Figure 11: Comparison of shear resistance of the cross-linked guar synthesized using the original formulation (a) or using the recycling formulation (b) under 140°C.
4.5. Evaluation of Permeability Damage due to Gel Residuals

Coreflood test can evaluate the comprehensive impact of fracturing fluid on the reservoir rock, from including clay swelling, fine migration, water blockage, and clogging of residuals. Using the coreflood method introduced in the section of Laboratory Evaluation Methods, four rock samples were tested to compare the permeability damage due to the degraded original guar and the degraded recycled guar, as shown in Table 5. The damage ratios were all higher in the cases when the recycled guar was used; gel residuals and other fluid additives are likely more sensitive to smaller pores/pore throats in rocks with lower permeabilities, where blockage can happen and aggravates the permeability damage. However, considering that the permeability damage was only doubled when rock permeability was reduced by about 45 times, the recycled formulation may still meet the field requirements. Nevertheless, further tests are needed to fully understand the damage resulting from the usage of recycled flowback water.

Table 5: Comparison of rock permeability damage due to different fracturing fluids.

5. Conclusions

Effective oil/gas recovery from low-permeability reservoirs requires huge amounts of water to create complex fracture networks; in the remote desert area, water resource is scarce, and thus the recycling and reusing the flowback fluid collected from the fractured wells is crucial to ensure the sustainable development.
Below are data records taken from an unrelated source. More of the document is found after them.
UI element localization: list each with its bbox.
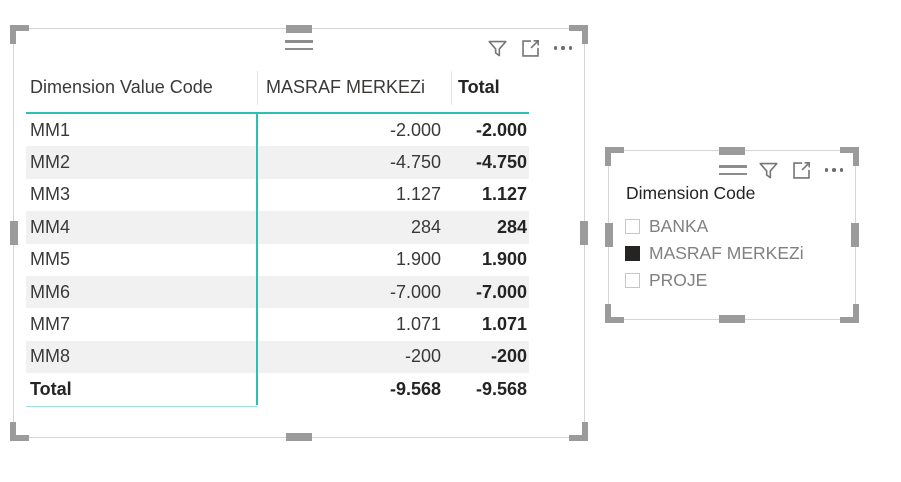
- resize-handle-top-left[interactable]: [10, 25, 29, 44]
- row-code-cell: MM6: [30, 281, 70, 302]
- slicer-title: Dimension Code: [626, 183, 756, 203]
- checkbox-unchecked-icon[interactable]: [625, 273, 640, 288]
- table-row[interactable]: MM4 284 284: [26, 211, 529, 244]
- drag-handle-icon[interactable]: [285, 40, 313, 50]
- row-code-cell: MM3: [30, 184, 70, 205]
- table-row[interactable]: MM7 1.071 1.071: [26, 308, 529, 340]
- column-header-total[interactable]: Total: [451, 70, 529, 105]
- slicer-item-label: BANKA: [649, 216, 709, 236]
- table-row[interactable]: MM5 1.900 1.900: [26, 244, 529, 276]
- row-code-cell: MM7: [30, 314, 70, 335]
- slicer-item-list: BANKA MASRAF MERKEZi PROJE: [625, 213, 804, 294]
- row-value-cell: 1.071: [395, 314, 441, 335]
- total-row-grand-total: -9.568: [475, 379, 527, 400]
- resize-handle-bottom-right[interactable]: [569, 422, 588, 441]
- table-row[interactable]: MM8 -200 -200: [26, 340, 529, 374]
- slicer-item[interactable]: PROJE: [625, 267, 804, 294]
- table-visual[interactable]: Dimension Value Code MASRAF MERKEZi Tota…: [10, 25, 588, 441]
- slicer-item[interactable]: MASRAF MERKEZi: [625, 240, 804, 267]
- resize-handle-bottom-left[interactable]: [10, 422, 29, 441]
- total-underline: [26, 406, 257, 407]
- resize-handle-top[interactable]: [719, 147, 745, 155]
- resize-handle-left[interactable]: [605, 223, 613, 247]
- row-value-cell: 1.127: [395, 184, 441, 205]
- row-code-cell: MM8: [30, 346, 70, 367]
- column-header-dimension-value-code[interactable]: Dimension Value Code: [30, 77, 213, 97]
- row-code-cell: MM5: [30, 249, 70, 270]
- filter-icon[interactable]: [756, 158, 780, 182]
- focus-mode-icon[interactable]: [789, 158, 813, 182]
- slicer-item-label: MASRAF MERKEZi: [649, 243, 804, 263]
- drag-handle-icon[interactable]: [719, 165, 747, 175]
- resize-handle-bottom[interactable]: [719, 315, 745, 323]
- resize-handle-bottom-right[interactable]: [840, 304, 859, 323]
- focus-mode-icon[interactable]: [518, 36, 542, 60]
- row-code-cell: MM1: [30, 119, 70, 140]
- resize-handle-right[interactable]: [851, 223, 859, 247]
- column-divider-line: [256, 114, 258, 405]
- row-total-cell: 1.071: [481, 314, 527, 335]
- data-table: Dimension Value Code MASRAF MERKEZi Tota…: [26, 63, 529, 407]
- row-value-cell: -7.000: [389, 281, 441, 302]
- resize-handle-top-right[interactable]: [569, 25, 588, 44]
- table-row[interactable]: MM3 1.127 1.127: [26, 179, 529, 211]
- filter-icon[interactable]: [485, 36, 509, 60]
- resize-handle-top-left[interactable]: [605, 147, 624, 166]
- row-total-cell: -7.000: [475, 281, 527, 302]
- visual-toolbar: [485, 36, 575, 60]
- checkbox-checked-icon[interactable]: [625, 246, 640, 261]
- table-row[interactable]: MM2 -4.750 -4.750: [26, 146, 529, 179]
- table-row[interactable]: MM6 -7.000 -7.000: [26, 275, 529, 309]
- row-value-cell: -200: [404, 346, 441, 367]
- resize-handle-top-right[interactable]: [840, 147, 859, 166]
- row-value-cell: 284: [410, 216, 441, 237]
- row-code-cell: MM2: [30, 152, 70, 173]
- table-header-row: Dimension Value Code MASRAF MERKEZi Tota…: [26, 63, 529, 114]
- resize-handle-left[interactable]: [10, 221, 18, 245]
- row-value-cell: -2.000: [389, 119, 441, 140]
- resize-handle-bottom-left[interactable]: [605, 304, 624, 323]
- table-total-row: Total -9.568 -9.568: [26, 373, 529, 406]
- resize-handle-top[interactable]: [286, 25, 312, 33]
- row-total-cell: 1.127: [481, 184, 527, 205]
- row-value-cell: -4.750: [389, 152, 441, 173]
- total-row-label: Total: [30, 379, 72, 400]
- row-value-cell: 1.900: [395, 249, 441, 270]
- slicer-item[interactable]: BANKA: [625, 213, 804, 240]
- row-code-cell: MM4: [30, 216, 70, 237]
- more-options-icon[interactable]: [551, 36, 575, 60]
- row-total-cell: -2.000: [475, 119, 527, 140]
- row-total-cell: 1.900: [481, 249, 527, 270]
- total-row-value: -9.568: [389, 379, 441, 400]
- slicer-item-label: PROJE: [649, 270, 708, 290]
- more-options-icon[interactable]: [822, 158, 846, 182]
- column-header-masraf-merkezi[interactable]: MASRAF MERKEZi: [257, 70, 451, 105]
- table-row[interactable]: MM1 -2.000 -2.000: [26, 114, 529, 146]
- row-total-cell: -4.750: [475, 152, 527, 173]
- row-total-cell: -200: [490, 346, 527, 367]
- resize-handle-right[interactable]: [580, 221, 588, 245]
- resize-handle-bottom[interactable]: [286, 433, 312, 441]
- slicer-visual[interactable]: Dimension Code BANKA MASRAF MERKEZi PROJE: [605, 147, 859, 323]
- checkbox-unchecked-icon[interactable]: [625, 219, 640, 234]
- table-body: MM1 -2.000 -2.000 MM2 -4.750 -4.750 MM3 1.127 1.…: [26, 114, 529, 374]
- visual-toolbar: [719, 158, 846, 182]
- row-total-cell: 284: [496, 216, 527, 237]
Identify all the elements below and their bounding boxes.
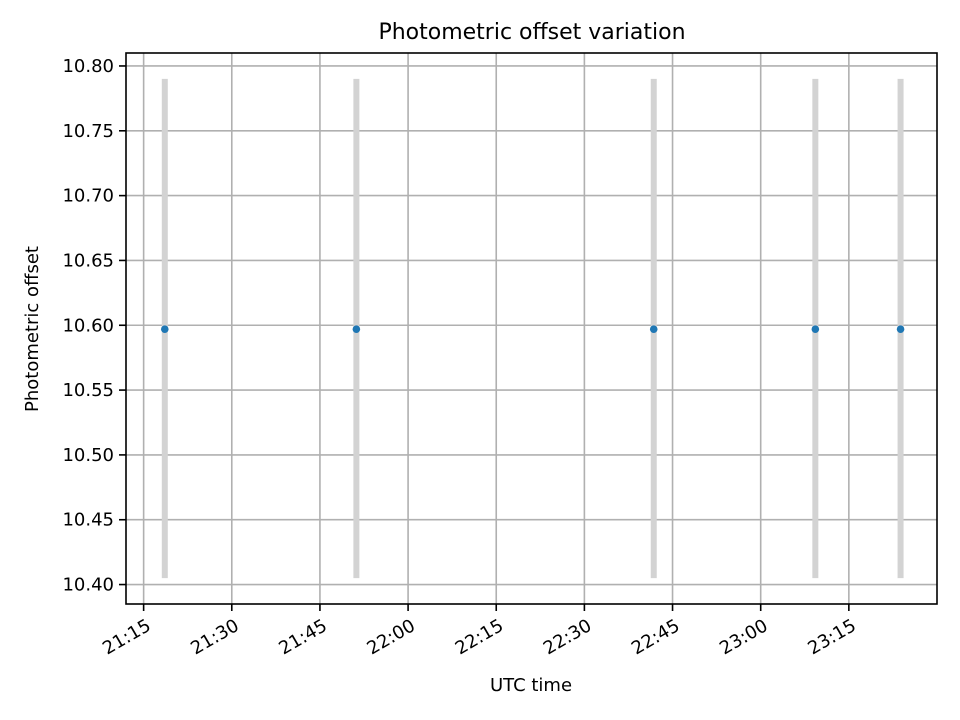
y-axis-label: Photometric offset: [22, 246, 43, 412]
x-tick-label: 23:00: [716, 615, 771, 659]
data-point: [352, 325, 361, 333]
x-tick-label: 22:45: [628, 615, 683, 659]
x-axis-label: UTC time: [490, 675, 572, 696]
x-tick-label: 21:45: [275, 615, 330, 659]
data-point: [811, 325, 820, 333]
y-tick-label: 10.75: [62, 121, 114, 142]
y-tick-label: 10.70: [62, 186, 114, 207]
grid: [126, 53, 937, 604]
x-tick-label: 22:30: [540, 615, 595, 659]
y-tick-label: 10.60: [62, 315, 114, 336]
y-tick-label: 10.80: [62, 56, 114, 77]
x-tick-label: 22:00: [364, 615, 419, 659]
chart-title: Photometric offset variation: [378, 20, 685, 45]
plot-frame: [125, 52, 938, 605]
x-tick-label: 22:15: [452, 615, 507, 659]
x-tick-label: 21:30: [187, 615, 242, 659]
y-tick-label: 10.45: [62, 510, 114, 531]
data-points: [160, 325, 905, 333]
data-point: [160, 325, 169, 333]
data-point: [649, 325, 658, 333]
data-point: [896, 325, 905, 333]
ticks: 21:15 21:30 21:45 22:00 22:15 22:30 22:45 23:00…: [62, 56, 859, 659]
y-tick-label: 10.55: [62, 380, 114, 401]
x-tick-label: 21:15: [99, 615, 154, 659]
y-tick-label: 10.40: [62, 575, 114, 596]
y-tick-label: 10.65: [62, 250, 114, 271]
x-tick-label: 23:15: [804, 615, 859, 659]
error-bars: [161, 78, 904, 579]
y-tick-label: 10.50: [62, 445, 114, 466]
Fracturing fluid interacts with the reservoir rock and the formation water, resulting in high contents of suspend solids and dissolved solids in the flowback fluid; this can seriously affect the gelation and cross-linking of the gel during the recycling and reusing process.
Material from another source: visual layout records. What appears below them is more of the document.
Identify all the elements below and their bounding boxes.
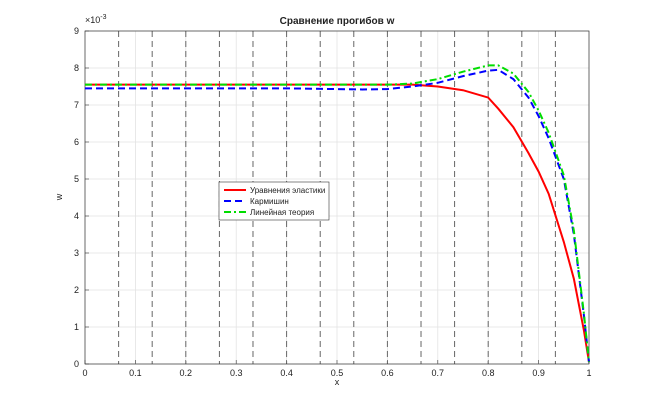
y-tick-label: 9	[74, 26, 79, 36]
series-line	[85, 68, 590, 363]
x-tick-label: 0.6	[381, 368, 394, 378]
y-tick-label: 3	[74, 248, 79, 258]
legend-label: Кармишин	[250, 197, 289, 206]
plot-frame	[84, 30, 590, 365]
x-tick-label: 1	[586, 368, 591, 378]
y-tick-label: 0	[74, 359, 79, 369]
x-tick-label: 0.7	[432, 368, 445, 378]
x-tick-label: 0.5	[331, 368, 344, 378]
x-axis-label: x	[335, 377, 340, 387]
chart-title: Сравнение прогибов w	[280, 15, 395, 27]
legend-label: Линейная теория	[250, 208, 314, 217]
x-tick-label: 0.1	[129, 368, 142, 378]
y-multiplier-exponent: -3	[100, 14, 106, 21]
y-tick-label: 7	[74, 100, 79, 110]
x-tick-label: 0.3	[230, 368, 243, 378]
x-tick-label: 0.2	[180, 368, 193, 378]
y-tick-label: 8	[74, 63, 79, 73]
y-multiplier: ×10-3	[85, 14, 107, 25]
y-tick-label: 1	[74, 322, 79, 332]
x-tick-label: 0.9	[532, 368, 545, 378]
y-axis-label: w	[54, 193, 64, 201]
y-tick-label: 5	[74, 174, 79, 184]
y-tick-label: 2	[74, 285, 79, 295]
x-tick-label: 0.8	[482, 368, 495, 378]
series-line	[85, 64, 590, 363]
y-tick-label: 6	[74, 137, 79, 147]
y-tick-label: 4	[74, 211, 79, 221]
x-tick-label: 0	[82, 368, 87, 378]
y-multiplier-base: ×10	[85, 15, 100, 25]
x-tick-label: 0.4	[280, 368, 293, 378]
legend-label: Уравнения эластики	[250, 186, 325, 195]
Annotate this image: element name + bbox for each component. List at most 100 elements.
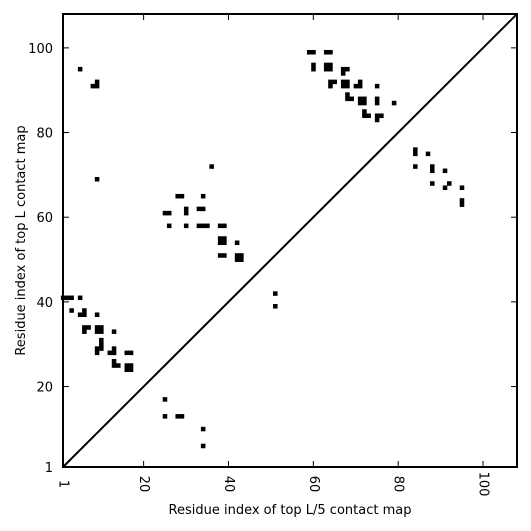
contact-point-top-l — [234, 257, 240, 262]
contact-point-top-l — [374, 96, 380, 102]
contact-point-top-l — [222, 223, 227, 229]
contact-point-top-l — [340, 66, 346, 72]
contact-point-top-l — [179, 193, 185, 199]
contact-point-top-l — [82, 329, 87, 334]
contact-point-top-l — [99, 346, 104, 351]
contact-point-top-l — [209, 164, 214, 169]
contact-point-top-l — [239, 257, 244, 262]
contact-point-top-l — [353, 83, 359, 89]
y-tick-label: 1 — [45, 461, 53, 476]
contact-point-top-l — [222, 240, 227, 246]
contact-point-top-l — [362, 113, 367, 119]
contact-point-top-l — [111, 350, 117, 356]
contact-point-top-l5 — [162, 397, 168, 402]
contact-point-top-l — [128, 363, 134, 368]
contact-point-top-l — [77, 66, 83, 72]
x-axis-title: Residue index of top L/5 contact map — [169, 503, 412, 518]
contact-point-top-l — [311, 49, 316, 55]
contact-point-top-l5 — [175, 414, 180, 419]
contact-point-top-l — [430, 164, 435, 169]
contact-point-top-l — [357, 96, 363, 102]
contact-point-top-l5 — [200, 426, 206, 432]
y-tick-label: 20 — [36, 381, 53, 396]
contact-point-top-l — [425, 151, 431, 157]
x-tick-label: 100 — [476, 472, 491, 497]
contact-point-top-l — [116, 363, 121, 368]
contact-point-top-l — [69, 295, 74, 301]
contact-point-top-l — [166, 223, 172, 229]
contact-point-top-l — [82, 312, 87, 318]
contact-point-top-l — [217, 253, 223, 258]
contact-point-top-l — [239, 253, 244, 258]
contact-point-top-l — [332, 79, 337, 85]
contact-point-top-l — [77, 295, 83, 301]
contact-point-top-l — [94, 329, 100, 334]
diagonal-line — [62, 13, 518, 468]
contact-point-top-l — [222, 253, 227, 258]
contact-point-top-l — [323, 62, 329, 68]
contact-point-top-l — [94, 350, 100, 356]
contact-point-top-l — [362, 100, 367, 106]
contact-point-top-l — [328, 83, 333, 89]
contact-point-top-l — [459, 202, 465, 207]
contact-point-top-l — [442, 185, 448, 190]
contact-point-top-l — [94, 176, 100, 182]
contact-point-top-l — [374, 83, 380, 89]
contact-point-top-l — [99, 337, 104, 343]
contact-point-top-l — [340, 71, 346, 76]
contact-point-top-l — [99, 325, 104, 330]
contact-point-top-l — [234, 240, 240, 246]
contact-point-top-l — [430, 168, 435, 174]
contact-point-top-l — [328, 49, 333, 55]
contact-point-top-l — [99, 329, 104, 334]
x-tick-label: 40 — [221, 476, 236, 493]
contact-point-top-l — [205, 223, 210, 229]
contact-point-top-l — [328, 66, 333, 72]
y-tick-label: 60 — [36, 211, 53, 226]
contact-point-top-l — [311, 62, 316, 68]
contact-point-top-l — [357, 83, 363, 89]
contact-point-top-l — [90, 83, 96, 89]
contact-point-top-l — [111, 359, 117, 364]
contact-point-top-l — [328, 79, 333, 85]
contact-point-top-l — [379, 113, 384, 119]
contact-point-top-l — [175, 193, 180, 199]
contact-point-top-l — [217, 223, 223, 229]
contact-point-top-l — [374, 117, 380, 123]
contact-point-top-l — [374, 100, 380, 106]
contact-point-top-l5 — [200, 443, 206, 449]
contact-point-top-l — [340, 79, 346, 85]
contact-point-top-l — [69, 308, 74, 313]
contact-point-top-l — [217, 236, 223, 241]
contact-point-top-l — [217, 240, 223, 246]
contact-point-top-l — [311, 66, 316, 72]
contact-point-top-l — [234, 253, 240, 258]
contact-point-top-l — [94, 83, 100, 89]
contact-point-top-l — [345, 79, 350, 85]
contact-point-top-l — [196, 206, 202, 212]
contact-point-top-l — [162, 210, 168, 216]
contact-point-top-l — [200, 206, 206, 212]
contact-point-top-l — [459, 185, 465, 190]
contact-point-top-l — [357, 79, 363, 85]
contact-point-top-l — [391, 100, 397, 106]
contact-point-top-l — [128, 367, 134, 373]
contact-point-top-l — [345, 66, 350, 72]
contact-point-top-l — [362, 96, 367, 102]
contact-point-top-l — [124, 363, 130, 368]
x-tick-label: 1 — [56, 480, 71, 488]
contact-point-top-l — [345, 83, 350, 89]
contact-point-top-l — [183, 206, 189, 212]
contact-point-top-l — [99, 342, 104, 347]
contact-point-top-l — [82, 325, 87, 330]
contact-point-top-l — [128, 350, 134, 356]
y-axis-title: Residue index of top L contact map — [14, 125, 29, 355]
contact-point-top-l — [94, 312, 100, 318]
contact-point-top-l — [183, 223, 189, 229]
contact-point-top-l — [413, 147, 418, 152]
contact-point-top-l — [442, 168, 448, 174]
contact-point-top-l — [349, 96, 354, 102]
contact-point-top-l — [374, 113, 380, 119]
After the flowback fluid is collected from the well, its key properties and main components are firstly analyzed for designing the recycle scheme; they may include the pH value, the density, contents of the residual breakers, the suspended solids, and the dissolved solids of the fluid. To effectively remove the unfavorable components and reuse the favorable components for subsequent fracturing, this study established the following procedures: filtering and decoloring the collected fluid to remove the suspend solids; optimizing the chelating agents to shield the dissolved divalent metal ions from the formation; supplementing with citric acid and cross-linking regulators to tune the pH value in sequence for gel cross-linking. By following this procedure, the recycled guar synthesized from the collected flowback fluid shows excellent gelation and cross-linking properties, and a better shear resistance under the reservoir temperature comparing to the original guar used for the previous fracturing. However, its residuals can still cause formation damage, and more studies are needed to fully understand this damage as well as its mitigation methods.

Conflicts of Interest

The authors declare no financial conflicts of interest regarding the publication of this paper.

Acknowledgments

This study is financially supported by the PetroChina Innovation Foundation (Grant no. 2016D-5007-0205), the National Science and Technology Major Projects of China (Grant nos. 2016ZX05051 and 2017ZX05030), and the Science Foundations of China University of Petroleum at Beijing (Grant nos. 2462015YJRC027 and 2462017YJRC031).